Respond Flow also leans into the personalized communication style that many brands have embraced in the last few years. Perhaps one of the most obnoxious aspects of any automated communique is that feeling of being just another number on a list; this is something the company is clearly aware of.

Instead of making customers feel like cash resources, Respond Flow allows you to reach out to or engage with customers at all hours–a process for which you can control the parameters from your Respond Flow dashboard. The best part of this system is that Respond Flow allows you to create lists of customers that, based on your interactions with them, enables custom content depending on those customers’ preferences.

Respond Flow also boasts a bevy of other features that make your life substantially easier.
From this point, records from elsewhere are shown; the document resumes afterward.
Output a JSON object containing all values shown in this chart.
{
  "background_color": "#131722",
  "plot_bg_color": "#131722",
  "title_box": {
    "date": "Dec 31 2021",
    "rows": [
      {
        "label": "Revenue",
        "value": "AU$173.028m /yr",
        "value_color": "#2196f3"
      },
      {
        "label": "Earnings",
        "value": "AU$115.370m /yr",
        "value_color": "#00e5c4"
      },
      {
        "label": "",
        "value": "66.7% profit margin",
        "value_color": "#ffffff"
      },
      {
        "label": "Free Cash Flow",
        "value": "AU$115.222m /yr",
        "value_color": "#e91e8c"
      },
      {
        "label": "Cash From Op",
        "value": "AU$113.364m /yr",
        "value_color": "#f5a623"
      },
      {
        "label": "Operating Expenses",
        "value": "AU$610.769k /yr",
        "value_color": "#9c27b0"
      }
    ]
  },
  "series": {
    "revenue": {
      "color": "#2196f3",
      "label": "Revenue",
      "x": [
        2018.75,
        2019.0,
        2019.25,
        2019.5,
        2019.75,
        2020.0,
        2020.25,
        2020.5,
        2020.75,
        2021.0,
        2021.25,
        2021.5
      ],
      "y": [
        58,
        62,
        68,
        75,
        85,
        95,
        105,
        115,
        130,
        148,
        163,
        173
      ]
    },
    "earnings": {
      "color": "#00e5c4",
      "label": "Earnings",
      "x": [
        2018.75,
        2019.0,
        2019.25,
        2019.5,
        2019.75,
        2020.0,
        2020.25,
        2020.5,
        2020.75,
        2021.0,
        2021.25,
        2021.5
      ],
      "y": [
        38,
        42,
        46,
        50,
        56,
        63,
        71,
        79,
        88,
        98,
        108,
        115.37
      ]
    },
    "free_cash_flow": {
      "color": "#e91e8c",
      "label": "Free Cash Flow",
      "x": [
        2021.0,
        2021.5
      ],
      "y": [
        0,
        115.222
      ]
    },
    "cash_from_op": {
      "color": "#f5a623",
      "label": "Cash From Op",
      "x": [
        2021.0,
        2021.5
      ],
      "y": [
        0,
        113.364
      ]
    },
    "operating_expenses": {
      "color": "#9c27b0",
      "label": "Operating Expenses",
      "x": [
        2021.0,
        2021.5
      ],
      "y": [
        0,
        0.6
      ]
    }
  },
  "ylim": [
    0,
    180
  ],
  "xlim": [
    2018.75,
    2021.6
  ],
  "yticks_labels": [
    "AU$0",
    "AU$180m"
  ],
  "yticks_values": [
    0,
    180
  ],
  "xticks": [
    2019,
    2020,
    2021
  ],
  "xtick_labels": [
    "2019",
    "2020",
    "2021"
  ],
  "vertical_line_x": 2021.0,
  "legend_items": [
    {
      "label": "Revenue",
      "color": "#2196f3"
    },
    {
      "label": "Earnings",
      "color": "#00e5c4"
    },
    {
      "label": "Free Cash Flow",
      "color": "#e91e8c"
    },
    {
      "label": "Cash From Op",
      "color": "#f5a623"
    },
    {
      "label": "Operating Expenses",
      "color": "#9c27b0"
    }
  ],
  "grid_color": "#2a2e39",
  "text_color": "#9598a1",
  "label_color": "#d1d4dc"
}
These include everything from social media integration and mobile app support–you know, the things you expect in 2020–to the aforementioned list feature and some customization options to help customers feel like you’re actually talking to them one-on-one. Keyword integration and formulaic messages based on customer responses are, of course, part of the deal as well.

Similarly, you can set up different location-appropriate numbers for each of your brick-and-mortar locations that use Respond Flow, thus affording more credibility to your communications with local customers. It’s a subtle touch that is sure to save you countless hours, headaches, and cash along the way.

Currently, Respond Flow offers a two-week free trial. If you’re interested in checking out a new CRM solution, consider giving this one a shot.